На поминках в Доме актера, когда спиртное уже разгладило траурные мины, в ход пошли самые веселые воспоминания, и в конце концов случай с очками было решено считать веселой проказой Козакова, который о смерти говорил легко и не выносил трагической фальши в отношении жизни, которая чаще всего заканчивается в срок. Ну, разве что годом позже или раньше.
Все шутки про людей, которые в силу того только, что пьют меньше остальных, кажутся этим остальным подозрительными, я знаю назубок, ставлю привычные лайки, когда речь в статусах заходит о веселых подвигах подвыпившей интеллигенции, готов признать весь пласт нашей некогда снисходительной, а то и пристрастной к алкогольной тематике литературы — важным, самобытным и не имеющим аналогов в мировой культуре… Но я не могу не признаться в том, что никогда — слышите! — никогда не понимал, почему точкой примирения таких разных авторов, художников, актеров становилось покровительственное отношение к пьянству.
Недавно, когда мне в очередной раз опять довелось услышать байку про бравого театрального деятеля, которого именно пьянство свело в могилу, и я вдруг поймал себя на том, что не могу продолжать делать вид, будто меня устраивает эта инерция умиления перед очевидным скотством, идущая еще с советских времен.
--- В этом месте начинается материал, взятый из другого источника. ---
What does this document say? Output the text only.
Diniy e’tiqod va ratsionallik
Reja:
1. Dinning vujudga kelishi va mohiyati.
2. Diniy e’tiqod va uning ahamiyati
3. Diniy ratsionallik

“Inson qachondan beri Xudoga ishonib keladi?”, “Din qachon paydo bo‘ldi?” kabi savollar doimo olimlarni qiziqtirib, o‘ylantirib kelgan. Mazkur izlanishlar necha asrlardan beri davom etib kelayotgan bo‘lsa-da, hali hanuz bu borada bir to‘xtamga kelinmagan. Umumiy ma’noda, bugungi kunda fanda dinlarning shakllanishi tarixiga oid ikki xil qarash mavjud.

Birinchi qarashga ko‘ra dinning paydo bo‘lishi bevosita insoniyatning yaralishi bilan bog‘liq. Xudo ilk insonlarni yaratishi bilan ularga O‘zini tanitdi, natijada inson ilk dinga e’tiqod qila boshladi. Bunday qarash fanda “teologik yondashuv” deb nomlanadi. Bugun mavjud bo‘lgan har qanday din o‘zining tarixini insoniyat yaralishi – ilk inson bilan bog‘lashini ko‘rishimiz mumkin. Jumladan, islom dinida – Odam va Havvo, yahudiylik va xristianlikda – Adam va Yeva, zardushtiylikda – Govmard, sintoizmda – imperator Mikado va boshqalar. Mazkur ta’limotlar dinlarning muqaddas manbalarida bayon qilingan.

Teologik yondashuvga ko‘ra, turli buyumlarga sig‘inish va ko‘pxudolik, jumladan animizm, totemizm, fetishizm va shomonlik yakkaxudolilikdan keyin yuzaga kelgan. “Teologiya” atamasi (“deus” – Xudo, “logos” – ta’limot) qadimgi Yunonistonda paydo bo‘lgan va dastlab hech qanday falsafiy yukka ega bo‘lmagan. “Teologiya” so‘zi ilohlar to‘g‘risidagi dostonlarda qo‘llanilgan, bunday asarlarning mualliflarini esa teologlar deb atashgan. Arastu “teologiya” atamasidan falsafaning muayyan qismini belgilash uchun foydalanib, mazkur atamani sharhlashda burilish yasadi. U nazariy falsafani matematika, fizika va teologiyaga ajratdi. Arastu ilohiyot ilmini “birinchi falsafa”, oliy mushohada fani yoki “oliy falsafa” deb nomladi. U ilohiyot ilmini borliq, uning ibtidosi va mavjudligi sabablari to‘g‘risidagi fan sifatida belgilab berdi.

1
Я, ей-богу, теперь не вполне понимаю, почему такое отношение к настоящей беде стало знаком особой формы протеста. Отчего баловство, обернувшееся тяжелой привычкой, стало восприниматься как вызов грешному, но все-таки трезвому миру. И почему эта хворь вдруг стала чуть ли не вмененной всем, кому трудно пишется, рисуется или поется…
Собственно, в этой лояльности к пьянству я вижу и истоки ревнивого и всегда ироничного отношения всех утомленных духовной работой алкашей к плакатным крепышам, вообще говоря, к физическому здоровью, наконец, просто к свежести или румянцу… Иначе бы никогда у крылатой фразы «В здоровом теле здоровый дух» не появилось категоричного продолжения: «На самом деле — одно из двух».
Но почему?
Представляю себе, как удивился бы, например, Платон такому странному выводу.
Виктюк ставил пьесы Олби три раза: «Кто боится Вирджинии Вулф», «Лолиту», — по роману Набокова, а спустя годы взялся за «Козу».